Google Maps gets Gemini AI with Ask Maps and Immersive Navigation features in 2026

Google Maps is getting a proper Gemini AI upgrade, and this one goes well beyond a chatbot tucked into a corner of the app. Two new features are rolling out: Ask Maps, which lets you have a genuine back-and-forth conversation with your map, and Immersive Navigation, which Google is calling the biggest redesign of Maps navigation in over a decade. Both are worth paying attention to.

This is not the first time Google has brought Gemini into Maps. The company started that integration back in November 2025. But today’s update is a significant expansion of what the AI actually does inside the app.

What Ask Maps actually does

The pitch for Ask Maps is straightforward: you tap a button, type or speak a question about any place, and Gemini answers inside a conversational interface. Google says it can handle “complex, real-world questions a map could never answer before.” The examples they give include things like finding somewhere to charge your phone nearby or locating a public tennis court with lights available at night. Neither of those is the kind of query a traditional search box handles particularly gracefully.

What makes this more than just a rebranded search bar is the data feeding into it. Google Maps Gemini AI pulls from information across more than 300 million places, and it also factors in reviews from the Maps community, which Google says now has 500 million contributors. On top of that, it personalises results based on your own history in Maps, including places you have previously searched or saved.

The Ask Maps feature also functions as a planning and action layer, not just a discovery tool. From within the same conversational interface, you can book restaurant reservations, save places to a list, share them with contacts, and get directions. So the intent is that you never really need to leave the Ask Maps flow once you start it.

 

 

Immersive Navigation is the bigger deal

If Ask Maps is a smart addition, Immersive Navigation is the update that changes how the app actually feels when you are driving. Google is framing this as the biggest upgrade to Maps navigation in over a decade, and looking at what is included, that claim holds up reasonably well.
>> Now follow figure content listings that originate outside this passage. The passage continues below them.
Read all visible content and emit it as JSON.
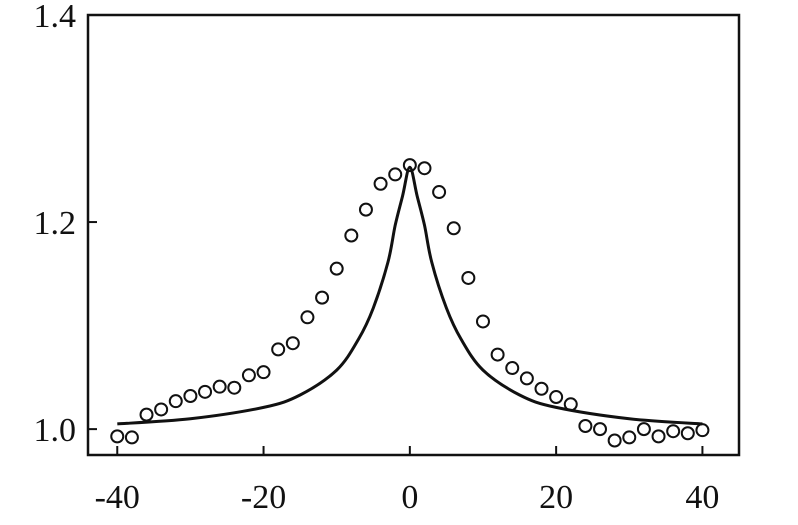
{
  "chart_data": {
    "type": "scatter",
    "title": "",
    "xlabel": "",
    "ylabel": "",
    "xlim": [
      -44,
      45
    ],
    "ylim": [
      0.975,
      1.4
    ],
    "x_ticks": [
      -40,
      -20,
      0,
      20,
      40
    ],
    "x_tick_labels": [
      "-40",
      "-20",
      "0",
      "20",
      "40"
    ],
    "y_ticks": [
      1.0,
      1.2,
      1.4
    ],
    "y_tick_labels": [
      "1.0",
      "1.2",
      "1.4"
    ],
    "grid": false,
    "legend": "none",
    "series": [
      {
        "kind": "markers",
        "marker": "open-circle",
        "x": [
          -40,
          -38,
          -36,
          -34,
          -32,
          -30,
          -28,
          -26,
          -24,
          -22,
          -20,
          -18,
          -16,
          -14,
          -12,
          -10,
          -8,
          -6,
          -4,
          -2,
          0,
          2,
          4,
          6,
          8,
          10,
          12,
          14,
          16,
          18,
          20,
          22,
          24,
          26,
          28,
          30,
          32,
          34,
          36,
          38,
          40
        ],
        "y": [
          0.993,
          0.992,
          1.014,
          1.019,
          1.027,
          1.032,
          1.036,
          1.041,
          1.04,
          1.052,
          1.055,
          1.077,
          1.083,
          1.108,
          1.127,
          1.155,
          1.187,
          1.212,
          1.237,
          1.246,
          1.255,
          1.252,
          1.229,
          1.194,
          1.146,
          1.104,
          1.072,
          1.059,
          1.049,
          1.039,
          1.031,
          1.024,
          1.003,
          1.0,
          0.989,
          0.992,
          1.0,
          0.993,
          0.998,
          0.996,
          0.999
        ]
      },
      {
        "kind": "line",
        "x": [
          -40,
          -30,
          -20,
          -15,
          -10,
          -7,
          -5,
          -3,
          -2,
          -1,
          0,
          1,
          2,
          3,
          5,
          7,
          10,
          15,
          20,
          30,
          40
        ],
        "y": [
          1.005,
          1.01,
          1.021,
          1.033,
          1.057,
          1.087,
          1.117,
          1.161,
          1.197,
          1.225,
          1.253,
          1.225,
          1.197,
          1.161,
          1.117,
          1.087,
          1.057,
          1.033,
          1.021,
          1.01,
          1.005
        ]
      }
    ]
  }
}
The map itself now renders in full 3D, showing buildings, overpasses, and surrounding terrain as you drive. Contextual details like lanes, crosswalks, traffic lights, and stop signs are highlighted when they are relevant to where you are. The whole thing is built on what Google calls a “spatial understanding of your route,” which is made possible by running Gemini models over fresh Street View imagery and aerial photography to keep the visual representation of your surroundings accurate and up to date.

The navigation interface also introduces smart zooming and transparent building overlays so you can see further ahead along your route. Voice guidance has been redesigned to sound more natural, and rather than just telling you to turn, the system now communicates trade-offs between alternate routes. So you might hear that the faster route has a toll, or the longer one has less traffic. That kind of contextual framing is something drivers usually have to figure out themselves by tapping back and forth between route options.
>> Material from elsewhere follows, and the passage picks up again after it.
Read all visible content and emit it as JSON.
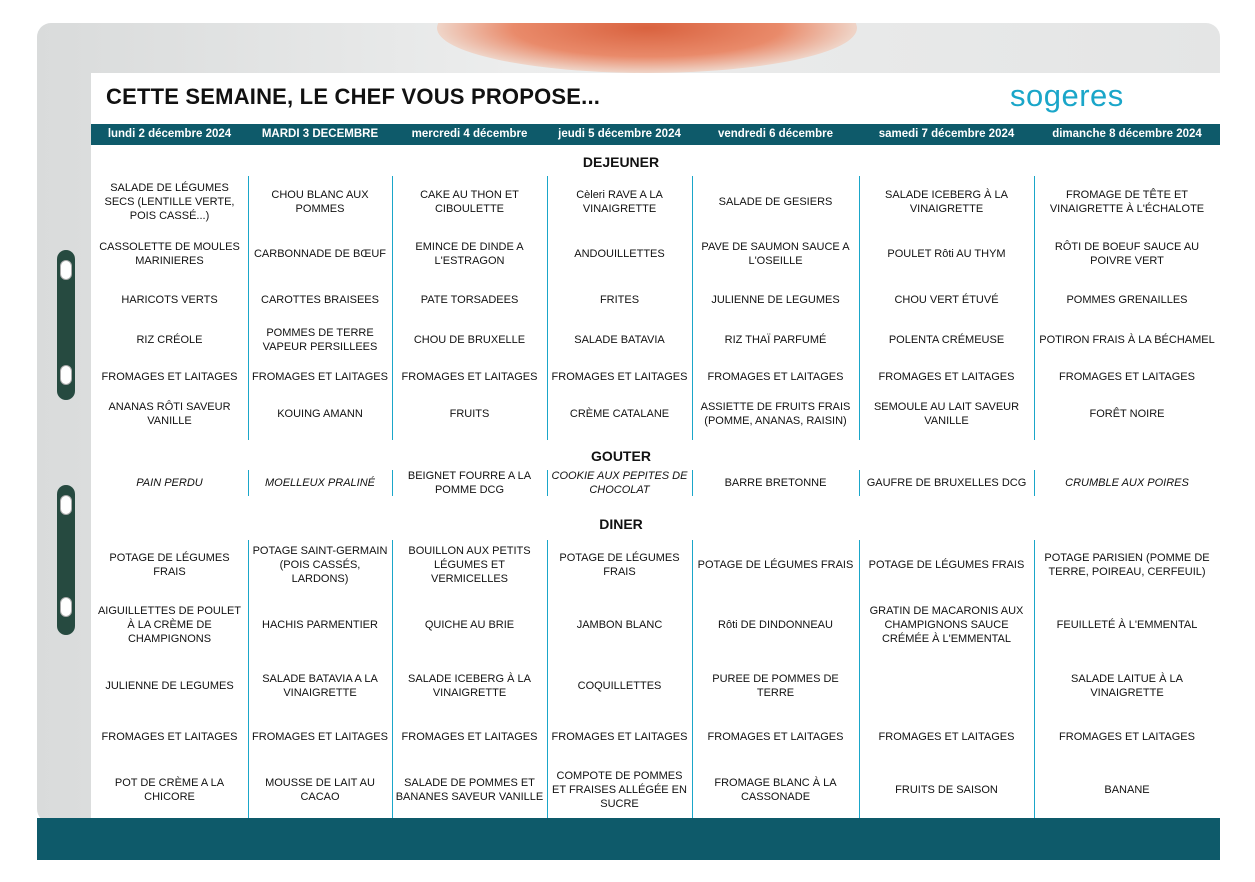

Real-time disruption alerts are included too. Before you even start a journey, you can preview the destination and its surroundings through Street View integration, get recommendations on where to park, and see the building entrance highlighted as you approach. When you are close to arrival, the app also tells you which side of the street the destination is on. Small detail, genuinely useful if you have ever circled a block looking for the right entrance.

Immersive Navigation is launching today across the US, with plans to expand to iOS, Android, CarPlay, Android Auto, and cars with Google built-in over the coming months.

 

 

Who gets it and when

Ask Maps is rolling out now, but only in the US and India on both Android and iOS. Google has not given a timeline for other markets. That is the less exciting part of the announcement for anyone outside those two countries, and it is worth being straightforward about: there is no indication of when a broader global rollout is coming.

Immersive Navigation is currently US-only as well, with broader device and platform availability described as coming in the months ahead. The mention of CarPlay and Android Auto support is notable, since it signals that the visual overhaul is designed to work across the different surfaces where people use Maps while driving, not just on a phone sitting in a mount.